= Franks Report (1983) =

British government report

The Franks Report, officially the Falkland Islands Review, was a government report produced by the Franks Committee in 1983. It reported on decisions taken by the United Kingdom government in the run-up to the 1982 invasion of the Falkland Islands by Argentina, the invasion that led to the Falklands War.

== Committee ==

On 6 July 1982, the then Prime Minister of the United Kingdom, Margaret Thatcher, announced to the British Parliament that, following consultation with the Leader of the Opposition and leaders of other Opposition parties, the Government had decided to appoint a committee of Privy Counsellors, under the chairmanship of Lord Franks, with the following terms of reference:
'To review the way in which the responsibilities of Government in relation to the Falkland Islands and their Dependencies were discharged in the period leading up to the Argentine invasion of the Falkland Islands on 2 April 1982, taking account of all such factors in previous years as are relevant; and to report'.

The Falkland Islands Review Committee, better known as the Franks Committee, consisted of six Privy Counsellors under the chairmanship of Lord Franks:
- Lord Franks, a senior civil servant and former Ambassador to Washington for the United Kingdom.
- Lord Barber, a Conservative peer and former Chancellor of the Exchequer of the United Kingdom.
- Lord Lever of Manchester, a Labour peer and former Paymaster General of the United Kingdom.
- Sir Patrick Nairne, a senior civil servant with a background in the Admiralty and UK Ministry of Defence.
- Merlyn Rees, a Labour MP and former Home Secretary of the United Kingdom.
- Lord Watkinson, a Conservative peer and former Transport Minister.

The Committee called as witnesses all the parties it considered relevant to its deliberations. These included Thatcher, the then Foreign Secretary Lord Carrington, and other members of the cabinet. It also looked at the use of intelligence information and how this was presented to the UK Government.

== Conclusions ==

The Committee's report was presented to parliament by Mrs Thatcher on 18 January 1983. Whilst critical of some of the actions of the government, the report cleared the government of any blame for the invasion. The report concluded that the Committee "would not be justified in attaching any criticism or blame to the present Government for the Argentine junta's decision to commit its act of unprovoked aggression". It argued that the invasion "could not be foreseen" but that some British Government policies "may have served to cast doubt on British commitment to the Islands and their defence". Thatcher is reported to have been anxious prior to the publication of the report and was triumphant at what she considered as vindication of her view that criticism of her government's actions were unwarranted. Simon Jenkins reported that when the report arrived "she sat down, shut her eyes and asked her secretary to read the last paragraph, the exoneration. She needed no caveats, just that sentence."
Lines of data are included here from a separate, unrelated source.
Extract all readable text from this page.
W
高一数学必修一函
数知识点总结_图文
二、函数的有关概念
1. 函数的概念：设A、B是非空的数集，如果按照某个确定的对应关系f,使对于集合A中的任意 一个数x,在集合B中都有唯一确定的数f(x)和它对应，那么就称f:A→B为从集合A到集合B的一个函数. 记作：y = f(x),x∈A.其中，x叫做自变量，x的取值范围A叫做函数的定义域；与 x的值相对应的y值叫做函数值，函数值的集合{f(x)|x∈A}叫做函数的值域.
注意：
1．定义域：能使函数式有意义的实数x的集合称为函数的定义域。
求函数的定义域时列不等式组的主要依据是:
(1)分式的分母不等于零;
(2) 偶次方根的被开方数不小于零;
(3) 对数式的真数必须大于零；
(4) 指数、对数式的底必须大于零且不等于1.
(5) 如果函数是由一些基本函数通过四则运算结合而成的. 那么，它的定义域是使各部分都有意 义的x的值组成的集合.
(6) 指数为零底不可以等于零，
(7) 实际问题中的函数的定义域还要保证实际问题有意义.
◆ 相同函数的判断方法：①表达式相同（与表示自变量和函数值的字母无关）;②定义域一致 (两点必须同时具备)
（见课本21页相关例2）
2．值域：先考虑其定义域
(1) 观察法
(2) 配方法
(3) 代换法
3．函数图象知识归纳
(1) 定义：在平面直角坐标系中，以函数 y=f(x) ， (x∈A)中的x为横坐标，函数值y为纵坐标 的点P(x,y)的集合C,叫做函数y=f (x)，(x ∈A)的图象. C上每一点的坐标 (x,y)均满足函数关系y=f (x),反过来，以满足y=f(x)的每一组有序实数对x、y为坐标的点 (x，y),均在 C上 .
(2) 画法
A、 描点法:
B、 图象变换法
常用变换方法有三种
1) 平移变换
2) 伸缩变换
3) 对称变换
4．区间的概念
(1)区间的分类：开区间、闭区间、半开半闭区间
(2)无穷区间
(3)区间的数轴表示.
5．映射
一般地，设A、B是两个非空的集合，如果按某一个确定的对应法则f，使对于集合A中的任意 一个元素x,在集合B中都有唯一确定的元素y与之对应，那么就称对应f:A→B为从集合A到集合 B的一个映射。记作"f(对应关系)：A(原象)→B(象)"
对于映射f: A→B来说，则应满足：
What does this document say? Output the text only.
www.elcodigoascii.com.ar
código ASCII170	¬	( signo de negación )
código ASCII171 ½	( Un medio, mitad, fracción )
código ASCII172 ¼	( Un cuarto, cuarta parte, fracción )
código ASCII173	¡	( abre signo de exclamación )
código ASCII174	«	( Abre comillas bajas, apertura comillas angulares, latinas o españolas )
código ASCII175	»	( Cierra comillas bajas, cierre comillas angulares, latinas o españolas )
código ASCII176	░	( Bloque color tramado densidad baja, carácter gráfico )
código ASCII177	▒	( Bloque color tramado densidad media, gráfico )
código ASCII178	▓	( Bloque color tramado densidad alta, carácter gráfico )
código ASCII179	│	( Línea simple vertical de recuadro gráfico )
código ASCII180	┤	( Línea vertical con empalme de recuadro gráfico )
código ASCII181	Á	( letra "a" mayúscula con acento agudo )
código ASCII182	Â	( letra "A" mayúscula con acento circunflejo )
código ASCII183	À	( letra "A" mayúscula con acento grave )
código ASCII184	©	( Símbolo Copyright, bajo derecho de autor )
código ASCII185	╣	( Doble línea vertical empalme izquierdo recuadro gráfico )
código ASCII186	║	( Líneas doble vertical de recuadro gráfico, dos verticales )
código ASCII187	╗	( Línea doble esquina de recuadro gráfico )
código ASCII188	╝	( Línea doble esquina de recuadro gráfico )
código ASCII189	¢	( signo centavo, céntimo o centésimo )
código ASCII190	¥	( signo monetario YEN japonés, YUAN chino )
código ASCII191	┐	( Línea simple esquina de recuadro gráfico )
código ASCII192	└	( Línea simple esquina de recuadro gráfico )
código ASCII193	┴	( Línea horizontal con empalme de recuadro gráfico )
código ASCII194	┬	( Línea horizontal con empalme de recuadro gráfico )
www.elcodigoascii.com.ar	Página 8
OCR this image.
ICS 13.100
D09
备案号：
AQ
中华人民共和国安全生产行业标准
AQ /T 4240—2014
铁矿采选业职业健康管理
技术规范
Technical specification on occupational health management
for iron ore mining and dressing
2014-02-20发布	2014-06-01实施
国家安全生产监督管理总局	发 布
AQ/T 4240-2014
The report did criticise the way Lord Carrington had conducted negotiations and made recommendations on the gathering and use of intelligence information, including a specific recommendation on the future composition of the Joint Intelligence Committee.

== Controversy ==

The Franks Report has been mired in controversy since its publication. The British political commentator Hugo Young called it "a classic establishment job".

The controversy began as soon as the report was presented to the House of Commons. It is reported that Thatcher read the main conclusions of the report to cries of "whitewash" and ironic cheers from the opposition. In the parliamentary debate that followed its publication, the former Prime Minister James Callaghan said that "for 338 paragraphs he painted a splendid picture, delineated the light and the shade, and the glowing colours in it, and when Franks got to paragraph 339 he got fed up with the canvas he was painting, and chucked a bucket of whitewash over it". David Owen, Foreign Secretary in the previous Labour government, was kinder in his interpretation. He said in Parliament that "I do not agree with substantial parts of the Franks report, but anyone who pretends that the issue in 1982 was easy simply has not lived through such experience", and "when I read the Franks report, I think 'There but for the grace of God go I'".

Lord Franks is reported to have believed that, while there must be some criticism of government actions, as no government can be held to blame for the reckless aggression of another, there could be "no hanging conclusion". To the charge of a whitewash, he is reported as saying that it should be remembered the report was produced in the aftermath of victory and that "there is a time and place for blame", and that the report should be read carefully and to read between the lines. William Wallace of Chatham House also interpreted the Franks Report as containing two readings. According to Wallace, on first reading it "exonerated the government in office of all blame", but could also be read as a coded document much more critical of British government policy from 1977 to 1982 and less damning of the intelligence apparatus.